On 29-mar-10, at 10:29, Don wrote:
Walter Bright wrote:
Don wrote:
(1) Converting a floating point literal into a double literal is
usually not lossless.
0.5f, 0.5, and 0.5L are all exactly the same number, since they
are exactly representable.
But 0.1 is not the same as 0.1L.
It depends. The D compiler internally stores all floating point
constants, regardless of type, in full 80 bit precision. Constant
folding and CTFE are all carried out in 80 bit precision regardless
of type. The only time it is actually truncated to the shorter
formats is when writing it out to the object file.

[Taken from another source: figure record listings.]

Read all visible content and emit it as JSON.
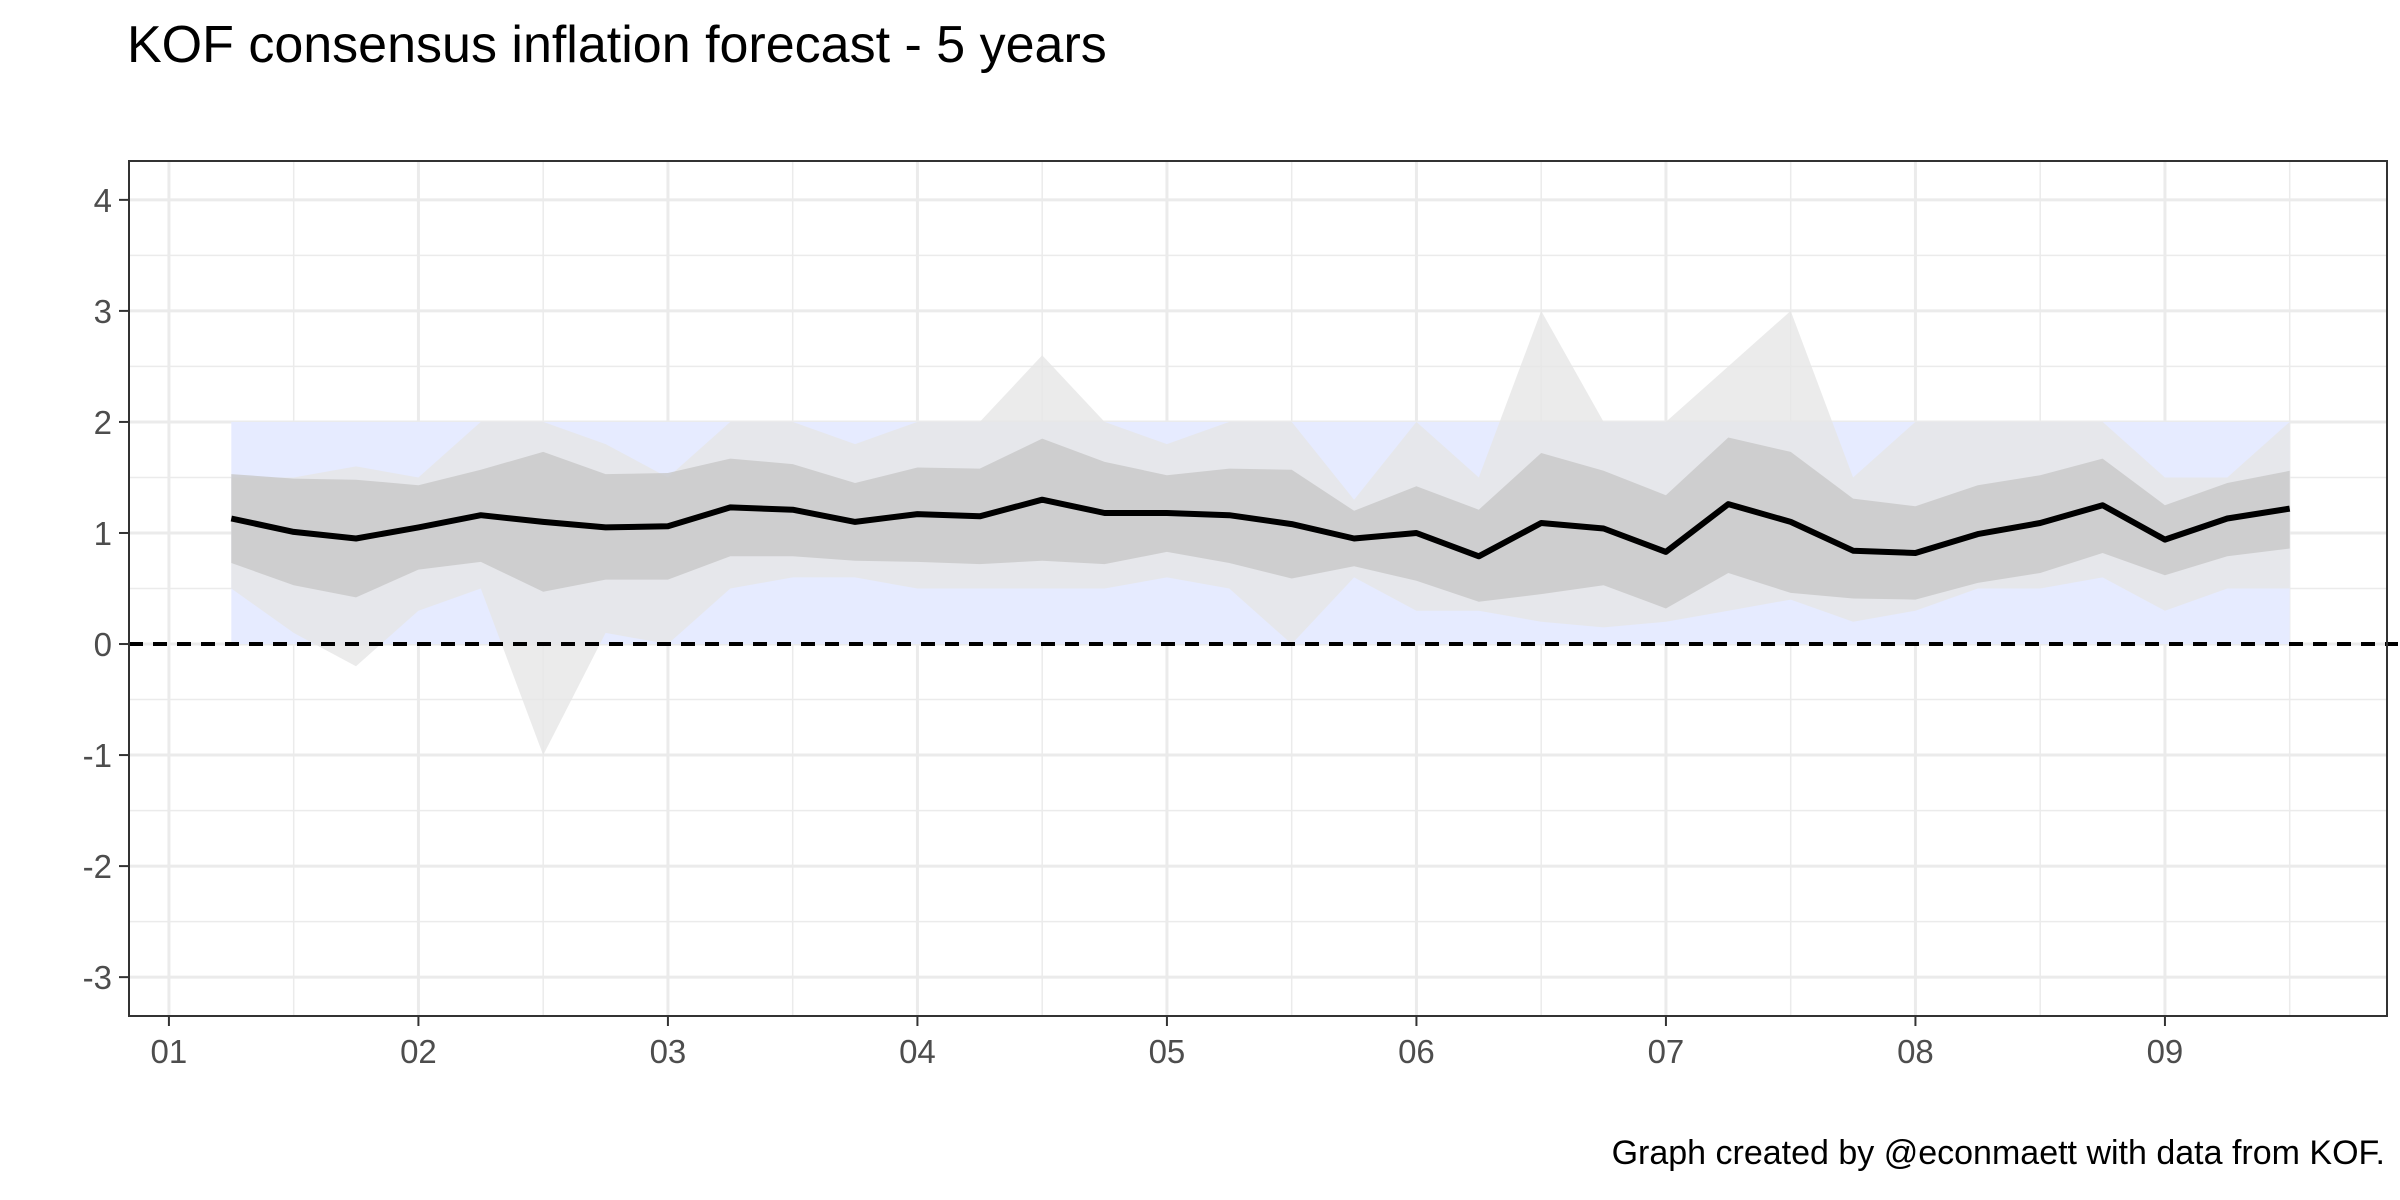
{
  "chart_data": {
    "type": "line",
    "title": "KOF consensus inflation forecast - 5 years",
    "caption": "Graph created by @econmaett with data from KOF.",
    "xlabel": "",
    "ylabel": "",
    "xlim": [
      2000.84,
      2009.89
    ],
    "ylim": [
      -3.35,
      4.35
    ],
    "x_ticks": [
      2001,
      2002,
      2003,
      2004,
      2005,
      2006,
      2007,
      2008,
      2009
    ],
    "x_tick_labels": [
      "01",
      "02",
      "03",
      "04",
      "05",
      "06",
      "07",
      "08",
      "09"
    ],
    "y_ticks": [
      -3,
      -2,
      -1,
      0,
      1,
      2,
      3,
      4
    ],
    "y_tick_labels": [
      "-3",
      "-2",
      "-1",
      "0",
      "1",
      "2",
      "3",
      "4"
    ],
    "reference_line": {
      "y": 0,
      "style": "dashed",
      "color": "#000000"
    },
    "target_band": {
      "x_start": 2001.25,
      "x_end": 2009.5,
      "ymin": 0,
      "ymax": 2,
      "color": "#e6ebff"
    },
    "grid": true,
    "legend": "none",
    "x": [
      2001.25,
      2001.5,
      2001.75,
      2002.0,
      2002.25,
      2002.5,
      2002.75,
      2003.0,
      2003.25,
      2003.5,
      2003.75,
      2004.0,
      2004.25,
      2004.5,
      2004.75,
      2005.0,
      2005.25,
      2005.5,
      2005.75,
      2006.0,
      2006.25,
      2006.5,
      2006.75,
      2007.0,
      2007.25,
      2007.5,
      2007.75,
      2008.0,
      2008.25,
      2008.5,
      2008.75,
      2009.0,
      2009.25,
      2009.5
    ],
    "series": [
      {
        "role": "range_min_max",
        "color": "#e6e6e6",
        "lower": [
          0.5,
          0.1,
          -0.2,
          0.3,
          0.5,
          -1.0,
          0.1,
          0.0,
          0.5,
          0.6,
          0.6,
          0.5,
          0.5,
          0.5,
          0.5,
          0.6,
          0.5,
          0.0,
          0.6,
          0.3,
          0.3,
          0.2,
          0.15,
          0.2,
          0.3,
          0.4,
          0.2,
          0.3,
          0.5,
          0.5,
          0.6,
          0.3,
          0.5,
          0.5
        ],
        "upper": [
          1.5,
          1.5,
          1.6,
          1.5,
          2.0,
          2.0,
          1.8,
          1.5,
          2.0,
          2.0,
          1.8,
          2.0,
          2.0,
          2.6,
          2.0,
          1.8,
          2.0,
          2.0,
          1.3,
          2.0,
          1.5,
          3.0,
          2.0,
          2.0,
          2.5,
          3.0,
          1.5,
          2.0,
          2.0,
          2.0,
          2.0,
          1.5,
          1.5,
          2.0
        ]
      },
      {
        "role": "range_std",
        "color": "#c8c8c8",
        "lower": [
          0.73,
          0.53,
          0.42,
          0.67,
          0.74,
          0.47,
          0.58,
          0.58,
          0.79,
          0.79,
          0.75,
          0.74,
          0.72,
          0.75,
          0.72,
          0.83,
          0.73,
          0.59,
          0.7,
          0.57,
          0.38,
          0.45,
          0.53,
          0.32,
          0.64,
          0.46,
          0.41,
          0.4,
          0.55,
          0.64,
          0.82,
          0.62,
          0.79,
          0.86
        ],
        "upper": [
          1.53,
          1.49,
          1.48,
          1.43,
          1.57,
          1.73,
          1.53,
          1.54,
          1.67,
          1.62,
          1.45,
          1.59,
          1.58,
          1.85,
          1.64,
          1.52,
          1.58,
          1.57,
          1.2,
          1.42,
          1.21,
          1.72,
          1.56,
          1.34,
          1.86,
          1.73,
          1.31,
          1.24,
          1.43,
          1.52,
          1.67,
          1.25,
          1.45,
          1.56
        ]
      },
      {
        "role": "mean",
        "color": "#000000",
        "values": [
          1.13,
          1.01,
          0.95,
          1.05,
          1.16,
          1.1,
          1.05,
          1.06,
          1.23,
          1.21,
          1.1,
          1.17,
          1.15,
          1.3,
          1.18,
          1.18,
          1.16,
          1.08,
          0.95,
          1.0,
          0.79,
          1.09,
          1.04,
          0.83,
          1.26,
          1.1,
          0.84,
          0.82,
          0.99,
          1.09,
          1.25,
          0.94,
          1.13,
          1.22
        ]
      }
    ]
  }
}
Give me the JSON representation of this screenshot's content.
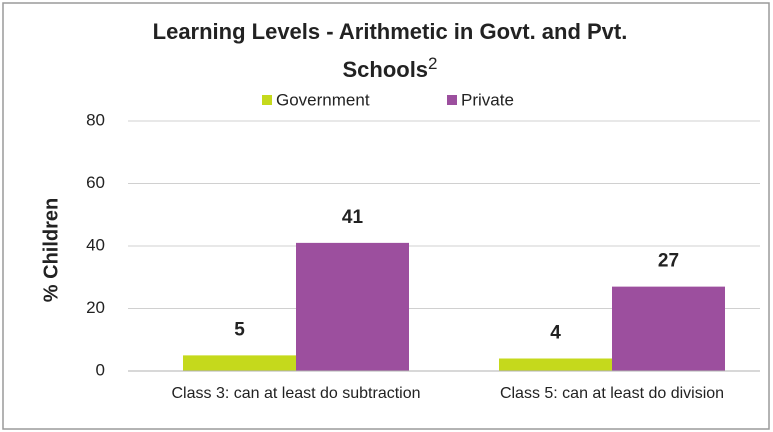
{
  "chart_data": {
    "type": "bar",
    "title": "Learning Levels  - Arithmetic in Govt. and Pvt. Schools",
    "title_superscript": "2",
    "y_label": "% Children",
    "categories": [
      "Class 3: can  at least do subtraction",
      "Class 5: can at least do division"
    ],
    "series": [
      {
        "name": "Government",
        "color": "#c5d91c",
        "values": [
          5,
          4
        ]
      },
      {
        "name": "Private",
        "color": "#9c4f9e",
        "values": [
          41,
          27
        ]
      }
    ],
    "ylim": [
      0,
      80
    ],
    "yticks": [
      0,
      20,
      40,
      60,
      80
    ],
    "grid": true,
    "legend": "top"
  }
}
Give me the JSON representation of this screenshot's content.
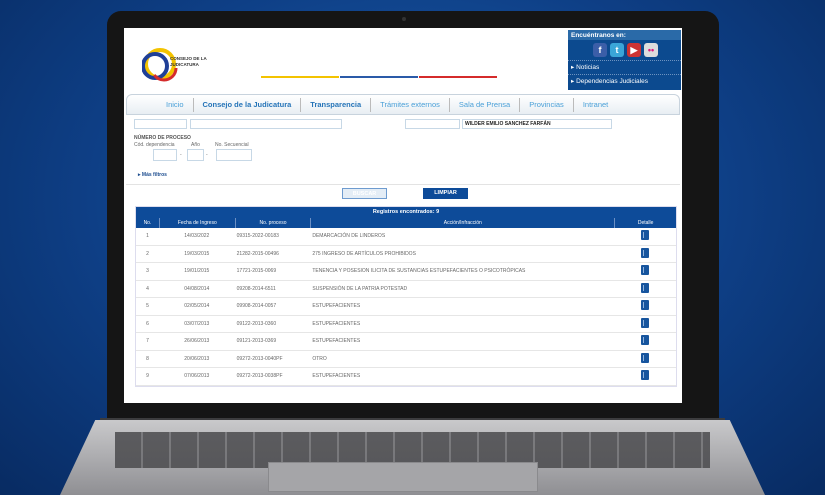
{
  "header": {
    "logo_text": "CONSEJO DE LA JUDICATURA",
    "social": {
      "title": "Encuéntranos en:",
      "icons": [
        "facebook-icon",
        "twitter-icon",
        "youtube-icon",
        "flickr-icon"
      ],
      "links": [
        "Noticias",
        "Dependencias Judiciales"
      ]
    }
  },
  "nav": [
    "Inicio",
    "Consejo de la Judicatura",
    "Transparencia",
    "Trámites externos",
    "Sala de Prensa",
    "Provincias",
    "Intranet"
  ],
  "form": {
    "name_value": "WILDER EMILIO SANCHEZ FARFÁN",
    "proceso_label": "NÚMERO DE PROCESO",
    "cod_label": "Cód. dependencia",
    "anio_label": "Año",
    "sec_label": "No. Secuencial",
    "sep": "-",
    "more_filters": "Más filtros",
    "search": "BUSCAR",
    "clear": "LIMPIAR"
  },
  "table": {
    "caption": "Registros encontrados: 9",
    "headers": [
      "No.",
      "Fecha de Ingreso",
      "No. proceso",
      "Acción/Infracción",
      "Detalle"
    ],
    "rows": [
      [
        "1",
        "14/03/2022",
        "09315-2022-00183",
        "DEMARCACIÓN DE LINDEROS"
      ],
      [
        "2",
        "19/03/2015",
        "21282-2015-00496",
        "275 INGRESO DE ARTÍCULOS PROHIBIDOS"
      ],
      [
        "3",
        "19/01/2015",
        "17721-2015-0069",
        "TENENCIA Y POSESION ILICITA DE SUSTANCIAS ESTUPEFACIENTES O PSICOTRÓPICAS"
      ],
      [
        "4",
        "04/08/2014",
        "09208-2014-6511",
        "SUSPENSIÓN DE LA PATRIA POTESTAD"
      ],
      [
        "5",
        "02/05/2014",
        "09908-2014-0057",
        "ESTUPEFACIENTES"
      ],
      [
        "6",
        "03/07/2013",
        "09122-2013-0360",
        "ESTUPEFACIENTES"
      ],
      [
        "7",
        "26/06/2013",
        "09121-2013-0369",
        "ESTUPEFACIENTES"
      ],
      [
        "8",
        "20/06/2013",
        "09272-2013-0040PF",
        "OTRO"
      ],
      [
        "9",
        "07/06/2013",
        "09272-2013-0038PF",
        "ESTUPEFACIENTES"
      ]
    ]
  },
  "colors": {
    "primary": "#0d4b99",
    "link": "#4aa0d8"
  }
}
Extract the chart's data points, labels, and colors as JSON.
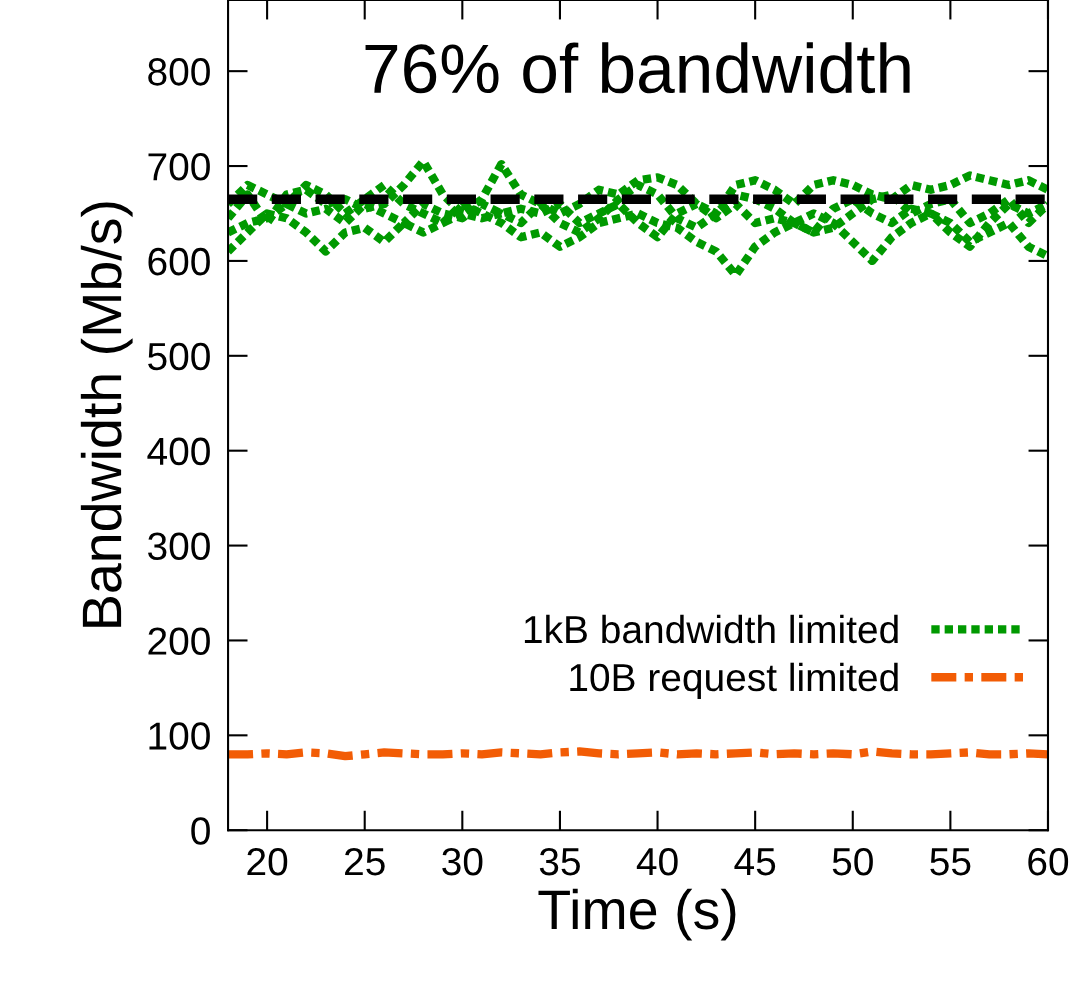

The central idea is that more precision == better. If your floating
point algorithm breaks if precision increases, then the algorithm
is a bad one.
The only time I've seen code that relied on roundoff errors is in
test suites that specifically tested for it.
There's some oddities.
//enum A = 1.0e400; // Error: number is not representable
enum B = 1.0e200 * 1e200; // yes it is!
enum C = 1.0e400L;
static assert(B==C);
So there's a bit of schizophrenia about whether the 'L' suffix
changes which values are representable, or whether it is just a type
marker.
I think we should tighten things up a little bit, but I don't think
it's a big deal.
good to have the numerics expert look into this.
Yes I think the situation is really quite ok, for example (now having
some doubts) I just checked (to be sure the correct thing would
happens as I thought) and
T mult1(T)(T x){
return 1.000000000000000001*x;
}
assert(mult1(1.0f)==1.0f,"float");
assert(mult1(1.0)==1.0,"double");
assert(mult1(1.0L)==1.0L*1.000000000000000001L,"real");
:)